After the engines had been set up, the team decided to fit Python drives (like big universal joints, says Gavin) which contribute to the remarkable smoothess of the finished boat.
Gavin believes the owner’s cabin and en suite head was forward, but think it is more like to have been the skipper’s quarters. The bigger cabin, surely the one preferred by the owner, is aft. On the starboard side aft, the area that used to be the second toilet has been converted to a bar and servery. Opposite that is a galley which originally had pot belly stove and an old fridge. As this is a dayboat she has been fitted only with a microwave, hidden from sight.
Further aft on the starboard side is the dressing room with a full-length mirror. “This is where Mr. Wall would have sat reading the LA Times and drinking his coffee,” Gavin suggests. Right aft the cabin is fitted with a large bed, not quite a double in width.
The electronics are hidden in the engineroom.
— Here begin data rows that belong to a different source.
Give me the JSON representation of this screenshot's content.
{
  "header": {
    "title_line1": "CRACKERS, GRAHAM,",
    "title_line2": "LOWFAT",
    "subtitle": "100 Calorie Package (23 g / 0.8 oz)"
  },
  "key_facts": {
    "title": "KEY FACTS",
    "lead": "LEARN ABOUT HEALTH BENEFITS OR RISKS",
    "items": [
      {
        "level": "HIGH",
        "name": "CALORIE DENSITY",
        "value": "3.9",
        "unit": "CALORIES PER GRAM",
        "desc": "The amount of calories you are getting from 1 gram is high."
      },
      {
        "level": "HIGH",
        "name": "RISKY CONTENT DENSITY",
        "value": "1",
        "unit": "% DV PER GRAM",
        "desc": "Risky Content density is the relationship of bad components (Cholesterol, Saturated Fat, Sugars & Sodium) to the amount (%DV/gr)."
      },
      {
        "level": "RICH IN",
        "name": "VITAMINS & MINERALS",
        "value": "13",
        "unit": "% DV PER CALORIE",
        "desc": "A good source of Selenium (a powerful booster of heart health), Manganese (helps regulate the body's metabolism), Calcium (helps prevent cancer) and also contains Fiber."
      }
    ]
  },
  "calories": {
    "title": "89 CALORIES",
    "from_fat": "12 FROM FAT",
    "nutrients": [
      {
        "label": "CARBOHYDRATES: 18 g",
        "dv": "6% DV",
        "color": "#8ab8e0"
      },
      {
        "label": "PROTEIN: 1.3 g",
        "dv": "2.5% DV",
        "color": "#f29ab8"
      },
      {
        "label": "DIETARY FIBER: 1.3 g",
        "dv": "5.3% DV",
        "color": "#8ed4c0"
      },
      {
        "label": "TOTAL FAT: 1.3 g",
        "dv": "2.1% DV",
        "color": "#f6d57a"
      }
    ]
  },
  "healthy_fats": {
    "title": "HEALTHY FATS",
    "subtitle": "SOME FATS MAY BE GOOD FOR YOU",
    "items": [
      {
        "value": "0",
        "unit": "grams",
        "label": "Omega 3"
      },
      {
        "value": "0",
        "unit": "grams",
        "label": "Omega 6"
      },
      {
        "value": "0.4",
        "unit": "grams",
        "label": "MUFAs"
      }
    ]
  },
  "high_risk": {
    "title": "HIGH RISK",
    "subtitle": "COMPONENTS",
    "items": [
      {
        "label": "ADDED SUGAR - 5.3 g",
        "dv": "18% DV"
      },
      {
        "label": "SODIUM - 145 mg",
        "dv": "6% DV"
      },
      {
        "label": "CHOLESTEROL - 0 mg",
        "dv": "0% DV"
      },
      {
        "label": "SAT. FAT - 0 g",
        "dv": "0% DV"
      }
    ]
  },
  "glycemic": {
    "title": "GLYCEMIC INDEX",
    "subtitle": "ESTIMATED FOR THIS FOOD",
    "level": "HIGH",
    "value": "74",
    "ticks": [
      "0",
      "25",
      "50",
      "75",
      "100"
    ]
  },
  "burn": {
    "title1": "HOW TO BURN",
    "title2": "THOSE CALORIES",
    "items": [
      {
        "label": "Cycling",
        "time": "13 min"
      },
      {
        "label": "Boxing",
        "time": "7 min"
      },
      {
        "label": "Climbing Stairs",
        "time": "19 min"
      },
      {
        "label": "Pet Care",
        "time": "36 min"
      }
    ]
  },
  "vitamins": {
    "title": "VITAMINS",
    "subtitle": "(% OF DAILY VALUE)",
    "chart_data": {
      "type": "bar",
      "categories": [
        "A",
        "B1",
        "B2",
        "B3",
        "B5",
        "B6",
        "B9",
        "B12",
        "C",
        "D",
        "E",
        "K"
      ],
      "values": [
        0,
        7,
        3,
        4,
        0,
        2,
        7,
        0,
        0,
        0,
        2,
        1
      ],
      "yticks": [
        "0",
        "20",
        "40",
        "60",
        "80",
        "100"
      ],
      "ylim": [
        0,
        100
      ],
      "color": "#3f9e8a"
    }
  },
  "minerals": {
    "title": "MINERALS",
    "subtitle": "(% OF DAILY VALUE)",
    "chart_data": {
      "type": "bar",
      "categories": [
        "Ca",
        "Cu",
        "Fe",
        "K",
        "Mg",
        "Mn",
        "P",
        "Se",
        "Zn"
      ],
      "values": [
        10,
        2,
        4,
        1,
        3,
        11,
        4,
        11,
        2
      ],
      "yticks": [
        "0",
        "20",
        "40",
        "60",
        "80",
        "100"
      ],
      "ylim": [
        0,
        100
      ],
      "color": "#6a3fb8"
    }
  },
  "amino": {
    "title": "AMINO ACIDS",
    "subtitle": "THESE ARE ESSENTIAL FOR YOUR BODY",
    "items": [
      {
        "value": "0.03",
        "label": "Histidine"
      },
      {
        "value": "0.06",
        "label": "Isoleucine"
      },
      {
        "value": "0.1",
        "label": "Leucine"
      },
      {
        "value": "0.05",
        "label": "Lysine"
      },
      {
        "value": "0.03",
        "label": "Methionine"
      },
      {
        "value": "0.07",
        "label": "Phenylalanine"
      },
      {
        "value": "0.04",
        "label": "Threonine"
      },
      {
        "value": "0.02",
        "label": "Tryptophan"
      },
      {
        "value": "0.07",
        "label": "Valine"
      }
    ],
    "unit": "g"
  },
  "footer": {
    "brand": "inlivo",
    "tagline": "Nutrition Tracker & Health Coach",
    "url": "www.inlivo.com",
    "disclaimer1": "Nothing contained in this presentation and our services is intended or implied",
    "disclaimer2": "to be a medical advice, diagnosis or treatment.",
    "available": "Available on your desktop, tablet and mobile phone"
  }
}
There are no extras like depth sounders.
Does Gavin have any regrets? “It is hard to have regrets on a project like this, it is something to be proud of.
“The team pulled trogether the boys got a really big bang out of it, working with chief shipwright Graham Fauls who drove the project.
“We had two apprentices, one in his first year and he has picked up more during this job than he will pick up in the next couple of years.
“The other apprentice is nearing the end of his time and for him it couldn’t have been better timed as it has enabled him to hone all his skills”.
I ask the younger apprentice how he felt about the job. “I love it, it’s real boatbuilding”, he says. So wooden boats are not only about nostalgia.
After nine months of work Blue Goose was loaded up for launching. As she came out of the shed a shipwright working on another project looked dubious, saying he would have preferred full restoration rather than leaving some details as found.
Later in the day, at her launching from a yard just west of the Sydney Harbour Bridge, a well-known restorer of old boats admired the work on Blue Goose but said he had reservations about the durability of a sheathed hull. This shipwright was working in the yard on the raised-decker Maluka, the 30ft Ranger class built in 1932 which was being prepared for the 2006 Rolex Sydney-Hobart race. The team had sheathed Maluka for the rough race south; she finished 63 rd of the 69 finishers, eighth on handicap.
And to add to the discussion Koomooloo, the planked 42ft classic of Australian ocean racing, was lost during the race, and the cold-moulded Love & War, dating from 1973, won on handicap.
IN BLUE GOOSE’s wheelhouse instrumentation is limited to the basic engine systems and they are hidden by a folding timber cover when the boat is at rest.
The Volvo diesels are pleasantly quiet. Gavin opens the throttles and Blue Goose raises her nose a little as she accelerates, then she happily slices the water of Sydney Harbour on a morning when we seem to have the waterway to ourselves; not even the ferries are intruding. On a day like this, if you use your imagination the treed stretches of the harbour foreshores look much as they did when Captain Arthur Phillip saw them as the First Fleet sailed through the Heads in 1788.
What I love about narrow, round-bilge boats is the way they move, cleaving the water instead of crashing into and over it, sliding forward with little effort and a civilised motion. Blue Goose runs up to her top speed, the nose having lifted only a few degrees from her static trim so visibility is unaffrected. While Gavin drives I sit back in one of the two small seats at the aft end of the wheelhouse and we are kings of the harbour.
I ask Gavin if the owner was happy with the result. “On our first run we had Frank Sinatra playing on the sound system and as we came back to the mooring he gave me a big hug and said, “ ‘ We are very very lucky, we have gone back in time. It’s a privilege’ ”.